I'm using Google-style docstrings with sphinx.ext.autodoc to automatically generate documentation for my functions, and make sure they are properly self-documented in the code.
I have a function def myfunc(id=None, size=None, hash=None)
that returns information based on id
or size + hash
. If we have id
as an argument, size
and hash
are not needed, if we have size
and hash
as arguments, then id
isn't needed.
With sphinx, it is possible to specify an optional argument, but in this case we don't know what will be mandatory and what will be optional. Here's an example:
def get_file(id=0, size=0, hash="")
"""
Get file metadata.
Args:
id (int): id of the file.
size (int): file size in bytes.
hash (str): md5 hash of file.
Returns:
file_data (str): metadata information about the file.
"""
if id:
# Get file with id.
...
elif size and hash:
# Get file with size and hash.
...
else:
# Bad arguments, handle error.
...
return file_data
The question is: how to tell what arguments are necessary in the docstring?

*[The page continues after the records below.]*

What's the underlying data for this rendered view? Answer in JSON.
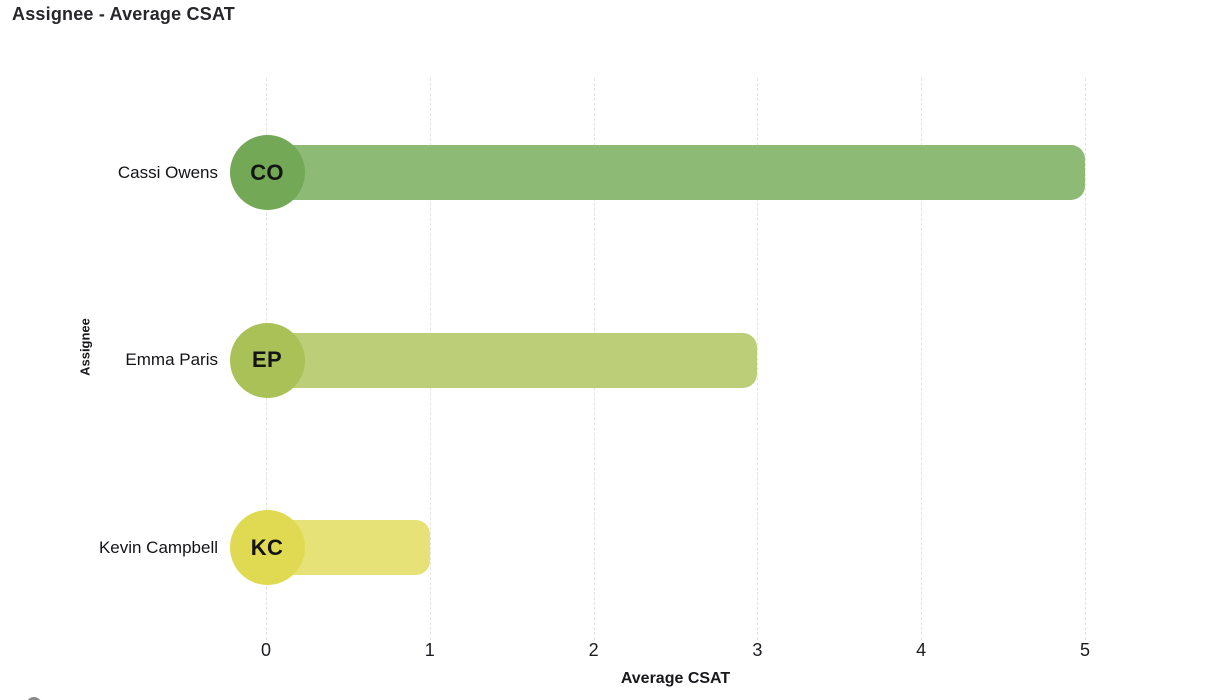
{
  "chart_data": {
    "type": "bar",
    "orientation": "horizontal",
    "title": "Assignee - Average CSAT",
    "xlabel": "Average CSAT",
    "ylabel": "Assignee",
    "xlim": [
      0,
      5
    ],
    "xticks": [
      "0",
      "1",
      "2",
      "3",
      "4",
      "5"
    ],
    "grid": "vertical dashed gridlines",
    "legend_position": "none",
    "categories": [
      "Cassi Owens",
      "Emma Paris",
      "Kevin Campbell"
    ],
    "values": [
      5,
      3,
      1
    ],
    "rows": [
      {
        "name": "Cassi Owens",
        "initials": "CO",
        "value": 5,
        "avatar_color": "#73a956",
        "bar_color": "#8dba74"
      },
      {
        "name": "Emma Paris",
        "initials": "EP",
        "value": 3,
        "avatar_color": "#a9c157",
        "bar_color": "#bccf78"
      },
      {
        "name": "Kevin Campbell",
        "initials": "KC",
        "value": 1,
        "avatar_color": "#dfda52",
        "bar_color": "#e7e277"
      }
    ],
    "gridline_color": "#e3e3e3",
    "text_color": "#1c1c21"
  },
  "icons": {
    "bottom_left": "partial-gray-circle-icon"
  }
}
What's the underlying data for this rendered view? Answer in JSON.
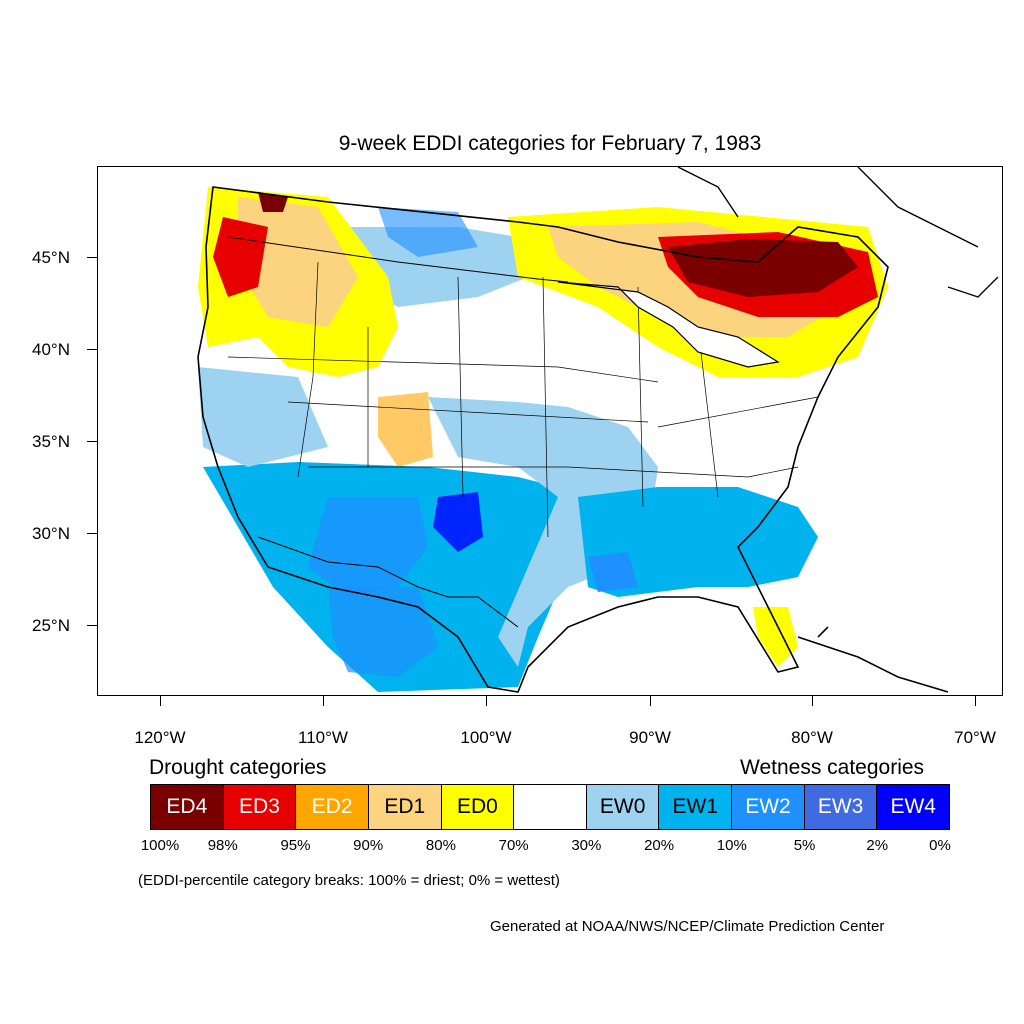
{
  "title": "9-week EDDI categories for February 7, 1983",
  "lat_labels": [
    "45°N",
    "40°N",
    "35°N",
    "30°N",
    "25°N"
  ],
  "lon_labels": [
    "120°W",
    "110°W",
    "100°W",
    "90°W",
    "80°W",
    "70°W"
  ],
  "drought_heading": "Drought categories",
  "wetness_heading": "Wetness categories",
  "legend": [
    {
      "label": "ED4",
      "color": "#7a0000",
      "text_color": "#ffffff"
    },
    {
      "label": "ED3",
      "color": "#e60000",
      "text_color": "#ffffff"
    },
    {
      "label": "ED2",
      "color": "#ffa500",
      "text_color": "#ffffff"
    },
    {
      "label": "ED1",
      "color": "#fcd37f",
      "text_color": "#000000"
    },
    {
      "label": "ED0",
      "color": "#ffff00",
      "text_color": "#000000"
    },
    {
      "label": "",
      "color": "#ffffff",
      "text_color": "#000000"
    },
    {
      "label": "EW0",
      "color": "#9dd3f0",
      "text_color": "#000000"
    },
    {
      "label": "EW1",
      "color": "#00b2ee",
      "text_color": "#000000"
    },
    {
      "label": "EW2",
      "color": "#1e90ff",
      "text_color": "#ffffff"
    },
    {
      "label": "EW3",
      "color": "#4169e1",
      "text_color": "#ffffff"
    },
    {
      "label": "EW4",
      "color": "#0000ff",
      "text_color": "#ffffff"
    }
  ],
  "percentiles": [
    "100%",
    "98%",
    "95%",
    "90%",
    "80%",
    "70%",
    "30%",
    "20%",
    "10%",
    "5%",
    "2%",
    "0%"
  ],
  "note": "(EDDI-percentile category breaks: 100% = driest; 0% = wettest)",
  "credit": "Generated at NOAA/NWS/NCEP/Climate Prediction Center"
}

You could easily argue that the function itself is the issue, that both argument pairs should be in separate functions even if the result is the same:
def get_file_by_id(id)
"""
Get file metadata from id.
Args:
id (int): id of the file.
Returns:
file_data (str): metadata information about the file.
"""
# Get file with id.
...
return file_data
def get_file_by_hash(size, hash)
"""
Get file metadata from hash.
Args:
size (int): file size in bytes.
hash (str): md5 hash of file.
Returns:
file_data (str): metadata information about the file.
"""
# Get file with hash+size.
...
return file_data
But in this case a single function would be preferred if possible, since the function is a binding to another API that uses a single function.